Nothing for him, perhaps, anywhere in the solar system. That thought grew stronger as they flew outward from the Sun. It was not a problem of physical changes, which were substantial: Jupiter, glowing dully like a dying ember, flooding its satellites with abundant infrared radiation; the rings of Saturn, gone; Uranus like a miniature second sun illuminating the outer system; Neptune, vanished; Pluto basking in new heat to the point where nitrogen was a liquid on its surface and the cryowomb containing Drake and Ana — and only Drake and Ana — had been moved far out to a cooler location.
More important than all those were the changes that could not be seen. When Drake heard the words “fourteen million years” he had not at first thought through the implications.
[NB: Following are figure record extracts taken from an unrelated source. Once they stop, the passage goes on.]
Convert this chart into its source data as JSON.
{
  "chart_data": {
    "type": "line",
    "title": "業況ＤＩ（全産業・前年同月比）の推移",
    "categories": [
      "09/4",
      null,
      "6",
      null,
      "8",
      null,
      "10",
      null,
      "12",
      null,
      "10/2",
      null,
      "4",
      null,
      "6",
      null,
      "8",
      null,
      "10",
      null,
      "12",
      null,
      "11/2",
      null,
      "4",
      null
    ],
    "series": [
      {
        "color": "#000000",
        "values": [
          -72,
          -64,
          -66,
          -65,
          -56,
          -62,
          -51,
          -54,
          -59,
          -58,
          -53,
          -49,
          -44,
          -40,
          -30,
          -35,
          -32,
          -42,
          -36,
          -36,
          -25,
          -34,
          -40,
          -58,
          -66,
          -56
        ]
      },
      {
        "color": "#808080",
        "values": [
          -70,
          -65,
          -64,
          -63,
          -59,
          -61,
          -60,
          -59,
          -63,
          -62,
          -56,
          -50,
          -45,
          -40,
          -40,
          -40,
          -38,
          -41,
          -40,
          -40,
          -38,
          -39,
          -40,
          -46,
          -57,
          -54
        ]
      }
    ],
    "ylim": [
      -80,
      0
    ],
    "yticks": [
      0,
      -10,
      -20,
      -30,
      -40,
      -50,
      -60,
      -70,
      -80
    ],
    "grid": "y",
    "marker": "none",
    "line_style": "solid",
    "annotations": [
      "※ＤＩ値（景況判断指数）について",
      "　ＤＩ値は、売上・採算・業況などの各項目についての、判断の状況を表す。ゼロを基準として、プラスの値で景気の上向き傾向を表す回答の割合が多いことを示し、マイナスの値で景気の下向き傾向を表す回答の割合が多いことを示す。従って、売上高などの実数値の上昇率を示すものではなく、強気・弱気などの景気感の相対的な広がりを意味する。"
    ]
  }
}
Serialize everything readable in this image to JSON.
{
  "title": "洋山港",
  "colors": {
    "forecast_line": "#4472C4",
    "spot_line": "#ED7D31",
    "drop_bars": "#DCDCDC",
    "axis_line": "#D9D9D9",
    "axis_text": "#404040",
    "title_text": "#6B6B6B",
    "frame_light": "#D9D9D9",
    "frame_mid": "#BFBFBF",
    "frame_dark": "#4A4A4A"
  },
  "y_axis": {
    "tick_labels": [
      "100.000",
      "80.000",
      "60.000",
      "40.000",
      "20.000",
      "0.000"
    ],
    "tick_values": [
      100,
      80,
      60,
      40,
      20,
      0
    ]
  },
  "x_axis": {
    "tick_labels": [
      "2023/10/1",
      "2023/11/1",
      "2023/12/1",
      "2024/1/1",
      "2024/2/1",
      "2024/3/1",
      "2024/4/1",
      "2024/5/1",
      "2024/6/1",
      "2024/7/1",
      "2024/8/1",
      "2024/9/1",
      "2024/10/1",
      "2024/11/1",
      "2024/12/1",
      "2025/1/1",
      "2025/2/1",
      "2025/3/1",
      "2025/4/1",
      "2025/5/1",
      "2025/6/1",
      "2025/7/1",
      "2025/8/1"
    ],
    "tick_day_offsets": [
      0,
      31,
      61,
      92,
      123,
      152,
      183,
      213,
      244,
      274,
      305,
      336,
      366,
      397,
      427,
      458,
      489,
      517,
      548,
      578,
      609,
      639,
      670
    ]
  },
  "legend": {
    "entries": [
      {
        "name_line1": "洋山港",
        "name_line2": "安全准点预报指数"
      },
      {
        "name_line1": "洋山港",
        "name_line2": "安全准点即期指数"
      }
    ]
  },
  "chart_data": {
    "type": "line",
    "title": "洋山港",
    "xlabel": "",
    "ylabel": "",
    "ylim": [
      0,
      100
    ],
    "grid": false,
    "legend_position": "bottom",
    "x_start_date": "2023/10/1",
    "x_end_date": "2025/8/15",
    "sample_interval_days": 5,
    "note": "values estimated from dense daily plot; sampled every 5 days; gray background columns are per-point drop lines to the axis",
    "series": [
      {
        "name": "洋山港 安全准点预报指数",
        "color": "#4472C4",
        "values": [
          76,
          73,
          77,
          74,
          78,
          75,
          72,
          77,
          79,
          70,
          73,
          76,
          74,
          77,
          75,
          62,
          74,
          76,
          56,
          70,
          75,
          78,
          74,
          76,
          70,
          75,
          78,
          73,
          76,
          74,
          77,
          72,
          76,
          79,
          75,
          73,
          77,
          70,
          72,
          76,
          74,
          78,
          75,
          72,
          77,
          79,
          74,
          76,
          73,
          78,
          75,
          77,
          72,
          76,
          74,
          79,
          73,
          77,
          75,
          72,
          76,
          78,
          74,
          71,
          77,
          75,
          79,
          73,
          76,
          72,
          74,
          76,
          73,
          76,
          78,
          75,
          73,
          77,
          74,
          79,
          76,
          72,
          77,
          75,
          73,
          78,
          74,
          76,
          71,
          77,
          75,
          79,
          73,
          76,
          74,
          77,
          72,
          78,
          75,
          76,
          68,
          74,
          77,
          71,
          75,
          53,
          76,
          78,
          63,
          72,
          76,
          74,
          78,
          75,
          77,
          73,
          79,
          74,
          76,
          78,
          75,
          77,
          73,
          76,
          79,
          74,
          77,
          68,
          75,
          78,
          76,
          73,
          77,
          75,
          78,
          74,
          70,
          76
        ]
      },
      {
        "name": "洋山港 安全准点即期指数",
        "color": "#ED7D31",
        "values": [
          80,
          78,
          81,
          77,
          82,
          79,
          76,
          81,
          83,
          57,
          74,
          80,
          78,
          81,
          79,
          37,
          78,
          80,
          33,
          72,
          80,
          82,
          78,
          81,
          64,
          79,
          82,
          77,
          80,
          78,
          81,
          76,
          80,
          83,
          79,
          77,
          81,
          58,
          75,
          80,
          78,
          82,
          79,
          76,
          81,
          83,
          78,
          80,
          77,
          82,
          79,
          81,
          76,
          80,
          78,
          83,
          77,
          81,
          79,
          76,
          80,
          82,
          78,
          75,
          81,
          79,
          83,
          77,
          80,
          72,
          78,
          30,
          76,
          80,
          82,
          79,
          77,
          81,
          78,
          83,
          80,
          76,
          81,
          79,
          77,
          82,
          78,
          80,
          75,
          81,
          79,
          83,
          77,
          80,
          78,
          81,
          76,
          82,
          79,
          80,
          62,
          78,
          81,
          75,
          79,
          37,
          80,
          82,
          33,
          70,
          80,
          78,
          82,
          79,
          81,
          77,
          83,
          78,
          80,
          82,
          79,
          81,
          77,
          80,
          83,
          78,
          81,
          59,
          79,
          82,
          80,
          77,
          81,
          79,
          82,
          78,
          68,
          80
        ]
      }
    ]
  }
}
The news that everyone else in the cryowombs had been resurrected brought the understanding that he had become what he had once most feared: a living fossil, a creature from the remote past. Nothing he knew or was could interest anyone in this far future. Even the cryowombs themselves were an anachronism. Drake owed his own and Ana’s continued existence in cryosleep only to Milton’s literal, persistent, and conscientious mind.